Selain data inflasi penting, rilis iPhone baru dan negosiasi perburuhan yang kontroversial jadi yang ditunggu-tunggu investor. Di sisi korporat, Apple (AAPL) dijadwalkan menjadi tuan rumah acara musim gugur pada hari Selasa (12/9) dengan rilisnya iPhone 15, jam tangan Apple, dan port pengisian daya baru.
“Secara historis, peluncuran iPhone telah menjadi peristiwa yang menarik perhatian. Meskipun kami tidak memperkirakan reaksi saham terhadap acara Wonderlust pada 12 September akan berbeda tahun ini. Kami tetap yakin bahwa ekspektasi iPhone 2024 terlalu rendah,” tulis analis Morgan Stanley Erik Woodring dikutip dari Yahoo Finance, Senin (11/9).
Pekan lalu pasar melanjutkan perdagangan berombak yang dimulai pada bulan Agustus, karena kekhawatiran terhadap inflasi harga yang kaku dari laporan sektor jasa bulan lalu menyebabkan saham melemah pada hari Rabu. Sementara penurunan saham teknologi karena kekhawatiran terhadap perekonomian Tiongkok membebani pasar ekuitas.
Sementara angka inflasi dapat membawa sentimen jangka pendek bagi pasar, yang sebelumnya sempat goyah akibat sejumlah kabar makro dalam beberapa pekan terakhir.
Secara historis, tiga indeks utama Wall Street masih berkinerja positif sepanjang tahun berjalan (year to date/ytd). S&P 500 tumbuh 16%, terdongkrak optimisme bahwa bank sentral AS, The Fed mampu menurunkan inflasi tanpa berdampak buruk terhadap pertumbuhan.

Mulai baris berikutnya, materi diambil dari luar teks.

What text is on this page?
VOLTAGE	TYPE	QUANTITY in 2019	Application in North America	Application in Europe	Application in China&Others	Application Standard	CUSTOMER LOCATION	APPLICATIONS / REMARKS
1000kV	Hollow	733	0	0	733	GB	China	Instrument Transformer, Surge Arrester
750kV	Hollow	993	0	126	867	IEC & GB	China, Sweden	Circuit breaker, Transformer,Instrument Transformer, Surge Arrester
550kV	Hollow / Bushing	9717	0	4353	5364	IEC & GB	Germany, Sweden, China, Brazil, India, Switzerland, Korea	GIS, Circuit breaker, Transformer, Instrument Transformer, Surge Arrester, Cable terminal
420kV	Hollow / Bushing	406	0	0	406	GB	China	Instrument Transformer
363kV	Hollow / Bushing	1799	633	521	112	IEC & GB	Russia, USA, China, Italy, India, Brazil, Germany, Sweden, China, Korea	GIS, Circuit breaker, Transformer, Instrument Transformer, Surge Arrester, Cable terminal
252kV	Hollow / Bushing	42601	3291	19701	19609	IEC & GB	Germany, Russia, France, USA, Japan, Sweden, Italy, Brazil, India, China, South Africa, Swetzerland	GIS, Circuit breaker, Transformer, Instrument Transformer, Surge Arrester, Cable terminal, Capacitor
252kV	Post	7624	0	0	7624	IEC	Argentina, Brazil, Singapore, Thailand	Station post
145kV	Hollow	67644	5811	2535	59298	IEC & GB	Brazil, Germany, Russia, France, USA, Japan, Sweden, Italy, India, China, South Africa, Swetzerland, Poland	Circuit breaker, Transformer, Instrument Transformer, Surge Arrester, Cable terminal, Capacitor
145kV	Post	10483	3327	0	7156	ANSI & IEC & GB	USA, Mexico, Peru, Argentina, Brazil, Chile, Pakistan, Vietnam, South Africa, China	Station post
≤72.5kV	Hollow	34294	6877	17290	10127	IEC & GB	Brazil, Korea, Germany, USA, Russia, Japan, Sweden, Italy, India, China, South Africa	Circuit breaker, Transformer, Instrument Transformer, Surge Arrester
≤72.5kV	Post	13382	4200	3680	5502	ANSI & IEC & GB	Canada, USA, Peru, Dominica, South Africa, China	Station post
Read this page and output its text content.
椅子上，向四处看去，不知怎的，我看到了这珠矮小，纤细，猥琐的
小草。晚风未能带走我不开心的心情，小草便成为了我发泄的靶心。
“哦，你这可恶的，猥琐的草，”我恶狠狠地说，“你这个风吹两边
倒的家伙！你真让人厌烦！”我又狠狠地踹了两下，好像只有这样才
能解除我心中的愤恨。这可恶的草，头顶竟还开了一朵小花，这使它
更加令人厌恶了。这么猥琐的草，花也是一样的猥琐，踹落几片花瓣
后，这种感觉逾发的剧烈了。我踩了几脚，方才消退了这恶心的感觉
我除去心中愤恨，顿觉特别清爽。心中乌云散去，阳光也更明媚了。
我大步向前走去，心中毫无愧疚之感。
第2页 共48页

Data tenaga kerja pekan lalu juga cukup berperan menahan pasar dari tekanan. Hal ini mengindikasikan iklim ketenagakerjaan masih cukup kuat di Negeri Paman Sam, meskipun belum mampu mengimbangi kekhawatiran terhadap potensi kenaikan bunga.
"Inflasi ini masih jauh dari kata bisa dikalahkan," kata Head of Tallbacken Capital Advisors Michael Purves, dilansir Economic Times dikutip Senin (11/9).
Data CPI pekan ini dinilainya perlu mencapai keseimbangan. Sebab angka yang terlalu tinggi dapat menimbulkan kekhawatiran bahwa The Fed akan mempertahankan suku bunga lebih tinggi untuk waktu yang lebih lama, atau bahkan mengereknya lagi dalam beberapa bulan mendatang.
Pertemuan The Fed akan berlangsung pada 19-20 September 2023. Sebelumnya pada agenda Juli, The Fed telah mengerek bunga acuan 25 bps menjadi 5,25%-5,50%, sekaligus memproyeksikan akan ada kenaikan lanjutan demi mengatasi inflasi.
Indikator FedWatch dari CME Group membaca terdapat peluang 44% bahwa The Fed akan mengerek bunga acuan pada November mendatang. Pasar dinilai masih cukup percaya diri suku bunga akan dipertahankan pada pertemuan September ini.
Diketahui suku bunga tinggi merupakan kabar tak sedap bagi bursa saham. Ini akan mengusik selera investor terhadap aset-aset berisiko seperti saham dan komoditas. Tak hanya itu, suku bunga tinggi juga dapat memicu ekspektasi terjadinya perlambatan ekonomi.
"Jika inflasi lebih tinggi, maka kita akan melihat ekspektasi kenaikan suku bunga akan meningkat," ucap Direktur Pelaksana Tradaing dan Derivatif di Schwab Center for Financial Research, Randy Fredercik.